As she says: “One time he used a couple of Yemeni expressions with his friends at school and one of them turned and said to him that he wasnʹt Egyptian. ʹWhy are you here?ʹ they asked. When he asked me about it, I didnʹt know what to say. I donʹt want him to feel any conflict in his identity between the country where he lives and his original homeland. I donʹt know for how long Iʹll be able to protect him from this, or whether heʹll get the same opportunities with regards to study and work as Egyptians. His papers to get into school alone obliged me to do a myriad of complicated procedures. From what I see around me, it was the same for the sons of immigrants living here before me. The number of people getting this sorted is very low, and I donʹt have the means to help him get it in his own right.”
Fatima Idris, managing director of “Tadamon – The Egyptian Refugee Multicultural Council”, says that everyday economic pressures in Egypt has made immigrants the weakest link, exacerbating their social marginalisation
The weakest link
Fateema Idris, Executive Director of the Egyptian Multicultural Refugee Council (Tadamon), says that the increased pressure of life in Egypt makes migrants the weakest link and thus further marginalises them in society.

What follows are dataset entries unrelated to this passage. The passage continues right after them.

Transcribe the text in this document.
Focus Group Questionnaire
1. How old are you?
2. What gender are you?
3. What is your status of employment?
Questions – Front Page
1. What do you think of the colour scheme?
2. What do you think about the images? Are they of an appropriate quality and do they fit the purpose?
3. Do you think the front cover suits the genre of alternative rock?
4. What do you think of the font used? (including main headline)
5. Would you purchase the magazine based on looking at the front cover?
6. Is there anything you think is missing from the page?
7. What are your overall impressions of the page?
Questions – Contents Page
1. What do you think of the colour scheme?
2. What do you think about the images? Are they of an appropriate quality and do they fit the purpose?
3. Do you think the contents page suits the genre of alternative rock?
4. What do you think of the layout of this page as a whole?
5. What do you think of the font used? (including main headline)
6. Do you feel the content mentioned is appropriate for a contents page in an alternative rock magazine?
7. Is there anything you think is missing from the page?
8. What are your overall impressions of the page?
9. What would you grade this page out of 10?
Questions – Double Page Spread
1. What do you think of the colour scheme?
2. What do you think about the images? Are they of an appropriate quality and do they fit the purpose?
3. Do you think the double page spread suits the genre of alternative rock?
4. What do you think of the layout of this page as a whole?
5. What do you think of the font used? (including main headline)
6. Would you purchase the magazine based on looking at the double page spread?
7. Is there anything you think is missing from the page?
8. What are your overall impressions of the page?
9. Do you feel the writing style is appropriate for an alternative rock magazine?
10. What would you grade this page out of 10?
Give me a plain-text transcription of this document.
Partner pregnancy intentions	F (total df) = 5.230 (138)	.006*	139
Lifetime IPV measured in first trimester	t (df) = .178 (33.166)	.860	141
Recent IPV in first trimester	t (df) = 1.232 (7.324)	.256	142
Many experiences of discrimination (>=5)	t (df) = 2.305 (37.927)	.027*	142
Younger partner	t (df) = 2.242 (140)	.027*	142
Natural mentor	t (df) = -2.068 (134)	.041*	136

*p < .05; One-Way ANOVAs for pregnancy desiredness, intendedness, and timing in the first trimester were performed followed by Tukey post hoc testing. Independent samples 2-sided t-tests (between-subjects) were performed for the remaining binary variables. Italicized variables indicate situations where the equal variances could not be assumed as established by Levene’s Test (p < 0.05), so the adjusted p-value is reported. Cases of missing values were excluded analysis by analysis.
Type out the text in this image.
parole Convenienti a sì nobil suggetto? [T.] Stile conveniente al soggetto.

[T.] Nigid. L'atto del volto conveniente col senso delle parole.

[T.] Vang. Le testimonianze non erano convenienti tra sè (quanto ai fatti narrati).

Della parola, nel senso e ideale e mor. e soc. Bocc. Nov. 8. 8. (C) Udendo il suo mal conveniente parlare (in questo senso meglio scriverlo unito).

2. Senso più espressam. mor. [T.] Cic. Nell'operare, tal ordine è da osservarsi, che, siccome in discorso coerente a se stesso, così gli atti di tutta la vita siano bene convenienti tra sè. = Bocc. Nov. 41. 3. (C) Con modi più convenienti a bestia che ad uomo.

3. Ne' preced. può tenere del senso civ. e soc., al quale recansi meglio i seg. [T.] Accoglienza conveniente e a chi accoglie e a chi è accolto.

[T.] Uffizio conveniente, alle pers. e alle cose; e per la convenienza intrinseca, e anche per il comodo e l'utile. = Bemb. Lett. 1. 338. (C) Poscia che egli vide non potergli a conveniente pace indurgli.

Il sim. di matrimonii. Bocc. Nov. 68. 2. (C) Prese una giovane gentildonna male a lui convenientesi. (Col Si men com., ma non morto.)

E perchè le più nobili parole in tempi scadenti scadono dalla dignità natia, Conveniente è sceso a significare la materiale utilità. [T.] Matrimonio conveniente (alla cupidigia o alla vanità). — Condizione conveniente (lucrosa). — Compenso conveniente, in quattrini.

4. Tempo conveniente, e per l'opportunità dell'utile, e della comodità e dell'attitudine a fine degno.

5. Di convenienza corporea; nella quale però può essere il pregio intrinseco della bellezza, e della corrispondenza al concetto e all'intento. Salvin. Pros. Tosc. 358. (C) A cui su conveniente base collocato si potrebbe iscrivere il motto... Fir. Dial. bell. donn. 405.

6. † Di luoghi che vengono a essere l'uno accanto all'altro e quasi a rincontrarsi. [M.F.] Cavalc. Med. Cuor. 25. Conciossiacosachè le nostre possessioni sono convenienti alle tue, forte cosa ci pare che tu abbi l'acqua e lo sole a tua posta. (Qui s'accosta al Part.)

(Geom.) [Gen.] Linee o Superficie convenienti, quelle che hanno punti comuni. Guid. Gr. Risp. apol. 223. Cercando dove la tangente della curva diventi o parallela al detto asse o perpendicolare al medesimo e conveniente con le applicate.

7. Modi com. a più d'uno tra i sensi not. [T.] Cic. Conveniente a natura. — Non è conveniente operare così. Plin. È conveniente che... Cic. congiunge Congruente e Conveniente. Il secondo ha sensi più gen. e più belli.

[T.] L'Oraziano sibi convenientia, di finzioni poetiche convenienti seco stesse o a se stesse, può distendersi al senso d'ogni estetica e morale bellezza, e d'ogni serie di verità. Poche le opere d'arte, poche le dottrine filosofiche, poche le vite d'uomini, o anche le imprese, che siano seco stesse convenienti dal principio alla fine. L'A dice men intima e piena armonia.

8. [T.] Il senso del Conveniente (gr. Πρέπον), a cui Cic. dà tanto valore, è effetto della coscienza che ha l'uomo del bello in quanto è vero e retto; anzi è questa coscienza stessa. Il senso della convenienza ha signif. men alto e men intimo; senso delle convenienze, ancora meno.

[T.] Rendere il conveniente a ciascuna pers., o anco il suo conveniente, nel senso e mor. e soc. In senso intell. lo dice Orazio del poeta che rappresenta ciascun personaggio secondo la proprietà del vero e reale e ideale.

Fateema deals with around 30,000 refugees a year. She was herself one of them 18 years ago when she came from northern Sudan, after having decided to settle in Egypt and to explore her grandfatherʹs Egyptian origins; he came from Qena in Upper Egypt. She went on eventually to acquire citizenship and decided to stay.
As Fateema says, “the pressure was less then and Egyptians were more welcoming of foreigners. Itʹs my view that they didnʹt have a problem with the other, but with themselves.”
She adds: “I was able to fit in because I looked like an Egyptian from Nuba. Moreover, my children are light-skinned and they donʹt face many problems. When we get together, however, the questions start, as if they werenʹt my children, to the point where one of the female teachers at their school once told my sonʹs friend: “Youʹre fair and sweet”. I was forced to intervene to stop the notion taking root in them that superiority goes with fair skinned people only.”
Fateema says that life in Egypt follows a pattern. If a person diverges from this, a problem arises: “I know a lot of women who resorted to wearing the hijab, so they donʹt encounter problems in the areas where they live for looking different.”
While Rose thinks of emigrating to another country to escape this alienation, Fatima is hesitant about her ability to put up with it, while Ali stands in the middle. He holds Egyptian ID, but he is not at ease with the way he looks, feeling that some of those around him do not accept him. He doesnʹt know how to overcome this feeling: “Iʹll always feel like a stranger, even if I consider leaving here.”